Hello Guilford Friends and Neighbors,
The Guilford Newcomers Club has been a wonderful social group for my family, but taking on the role of President and having access to more history about the club has opened my eyes to a much deeper and more profound purpose of our club. Did you know that prior to 1973, being called a “newcomer” was an insult, a dismissive exclusion, a word whispered behind your back by “true locals?”
Did you know that in 1968 the (then) Guilford Country Club, the only social outlet besides church, effectively BANNED all newcomers from joining? The club instituted a policy that you could only be nominated for membership if you were sponsored by a Third-Generation member. Did you know that in the early 1970s polling locations were changed in the dead of night to almost hidden locations just so Newcomers could not participate in local elections?
In the first half of the 20th century this quaint New England town had very few “newcomers” until I-95 was built in the 1960s allowing commuting. The “Mad Men” model was born: Men working in New York City started buying up the quaint old homes here, putting their kids in the quaint schools, and left their wives to enjoy the quaint life. In 1967 the highway exits connecting Guilford allowed a crazy land rush as developers swarmed in building a slew of new colonials. The resulting strain on local resources was put to the test. Schools became overcrowded. Shops ran out of special goods. The library started waiting lists for books. And many of these new families had new ideas of how things should change, modernize, and accommodate their not-very-New-England tastes. In short there was a social upheaval and the locals didn’t want the Newcomers here at all. It must have been lonely in 1970 Guilford for a newcomer; no social clubs to join, not invited for bridge at your neighbors home, not allowed on PTO committees, not allowed to have your voice heard, no one to turn to if you needed help. Isolation. Exclusion.

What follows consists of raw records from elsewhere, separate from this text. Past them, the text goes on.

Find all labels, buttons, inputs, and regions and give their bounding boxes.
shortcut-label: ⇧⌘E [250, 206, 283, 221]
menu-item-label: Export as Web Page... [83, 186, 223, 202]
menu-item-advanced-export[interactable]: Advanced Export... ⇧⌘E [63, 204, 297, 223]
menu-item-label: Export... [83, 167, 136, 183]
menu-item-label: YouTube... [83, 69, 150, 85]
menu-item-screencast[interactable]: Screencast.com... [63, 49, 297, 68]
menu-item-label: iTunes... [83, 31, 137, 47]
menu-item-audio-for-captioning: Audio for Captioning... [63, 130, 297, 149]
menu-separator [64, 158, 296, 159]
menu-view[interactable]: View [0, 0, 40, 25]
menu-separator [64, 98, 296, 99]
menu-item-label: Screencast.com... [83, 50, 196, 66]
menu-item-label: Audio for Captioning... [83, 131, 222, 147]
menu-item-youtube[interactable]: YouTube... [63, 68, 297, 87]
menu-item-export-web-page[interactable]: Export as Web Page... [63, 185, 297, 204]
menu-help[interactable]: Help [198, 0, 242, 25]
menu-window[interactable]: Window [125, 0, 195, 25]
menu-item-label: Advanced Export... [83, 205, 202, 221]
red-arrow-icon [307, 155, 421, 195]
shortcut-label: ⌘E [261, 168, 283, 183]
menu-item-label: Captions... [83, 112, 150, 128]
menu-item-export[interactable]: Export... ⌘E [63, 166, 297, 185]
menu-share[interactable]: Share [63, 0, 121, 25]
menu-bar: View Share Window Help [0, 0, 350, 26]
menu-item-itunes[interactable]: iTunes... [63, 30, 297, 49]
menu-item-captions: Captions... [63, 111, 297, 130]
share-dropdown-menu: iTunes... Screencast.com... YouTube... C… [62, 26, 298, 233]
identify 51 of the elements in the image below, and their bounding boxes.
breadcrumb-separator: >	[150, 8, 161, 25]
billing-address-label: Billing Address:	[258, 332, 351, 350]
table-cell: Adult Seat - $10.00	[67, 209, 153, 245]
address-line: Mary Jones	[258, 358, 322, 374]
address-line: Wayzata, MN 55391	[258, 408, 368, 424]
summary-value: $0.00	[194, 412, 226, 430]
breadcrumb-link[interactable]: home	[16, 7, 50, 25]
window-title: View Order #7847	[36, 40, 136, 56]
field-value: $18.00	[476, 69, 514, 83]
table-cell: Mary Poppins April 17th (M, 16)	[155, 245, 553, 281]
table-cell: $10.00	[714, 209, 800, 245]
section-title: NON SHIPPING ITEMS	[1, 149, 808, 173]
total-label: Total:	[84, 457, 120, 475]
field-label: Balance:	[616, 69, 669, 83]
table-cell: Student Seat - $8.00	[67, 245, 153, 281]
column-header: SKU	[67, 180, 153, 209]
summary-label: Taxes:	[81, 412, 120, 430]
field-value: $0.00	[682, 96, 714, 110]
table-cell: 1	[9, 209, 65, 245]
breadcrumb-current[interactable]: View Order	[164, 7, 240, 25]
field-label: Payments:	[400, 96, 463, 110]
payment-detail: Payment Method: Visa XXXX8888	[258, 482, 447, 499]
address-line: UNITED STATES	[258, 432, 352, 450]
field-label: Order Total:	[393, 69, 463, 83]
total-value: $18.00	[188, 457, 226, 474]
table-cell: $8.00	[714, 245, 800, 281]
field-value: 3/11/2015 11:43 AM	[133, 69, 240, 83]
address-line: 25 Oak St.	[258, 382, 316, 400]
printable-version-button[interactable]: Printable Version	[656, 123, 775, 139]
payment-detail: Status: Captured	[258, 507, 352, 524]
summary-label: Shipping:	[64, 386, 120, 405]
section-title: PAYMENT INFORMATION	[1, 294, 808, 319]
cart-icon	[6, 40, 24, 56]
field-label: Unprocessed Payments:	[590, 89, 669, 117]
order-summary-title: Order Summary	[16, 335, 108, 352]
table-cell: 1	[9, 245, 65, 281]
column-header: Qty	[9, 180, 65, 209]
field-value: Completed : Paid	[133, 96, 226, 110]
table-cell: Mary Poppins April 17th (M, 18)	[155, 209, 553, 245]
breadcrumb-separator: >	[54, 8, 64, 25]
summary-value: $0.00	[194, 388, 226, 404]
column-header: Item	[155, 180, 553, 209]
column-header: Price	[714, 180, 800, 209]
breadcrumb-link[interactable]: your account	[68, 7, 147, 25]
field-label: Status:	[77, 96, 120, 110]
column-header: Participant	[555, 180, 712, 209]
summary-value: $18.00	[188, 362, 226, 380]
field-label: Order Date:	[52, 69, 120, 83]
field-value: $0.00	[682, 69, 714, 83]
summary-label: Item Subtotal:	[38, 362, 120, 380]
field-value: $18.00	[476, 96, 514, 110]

In 1973 a small group of women started a civics group called the Guilford Newcomers Club. Using the word ‘newcomer’ was semi-revolutionary. Owning the insult, proudly using the word “newcomers”, they were looking to make a statement. But they didn’t get loud, they didn’t fight, they didn’t demand respect… they decided to “Go High”. They began to quietly meet in each other’s homes, to raise money, and give back to various Guilford Charities. They made their own bridge group, cookie exchange, and dinners out. They entertained each other for New Years Eve. They formed a community inside of a town that said it didn’t want them here.
Slowly, word started to spread around town that the Newcomers were helping. They helped the school get new lockers, the senior center got a TV, the clock on the church green got a big check to help with repairs. By 1977, in just 4 years, there is mention of the GNC in the newspaper as a group of ladies helping out.
When I talk to my elderly, sixth-generation Guilford neighbors they say what a nice group the GNC is. They are proud of me for joining an organization that helps our town so much. I feel at home here and I know I have a tradition of strong New-coming Woman to thank for that.
So, now it is OUR TURN. It is our time to GIVE BACK to Guilford. Our Thanks4Giving PotLuck is next Thursday. This exact event has been repeated many times in many Newcomer’s homes in the last 44 Years. We will meet and eat and drink wine together and then we will pull out our ATM cards and donate a huge abundance of Turkeys and Hams and food to our local food bank. We will give back. We will continue the tradition of service and civic pride that so many strong women before us have given to this quaint New England town…our town. Our home.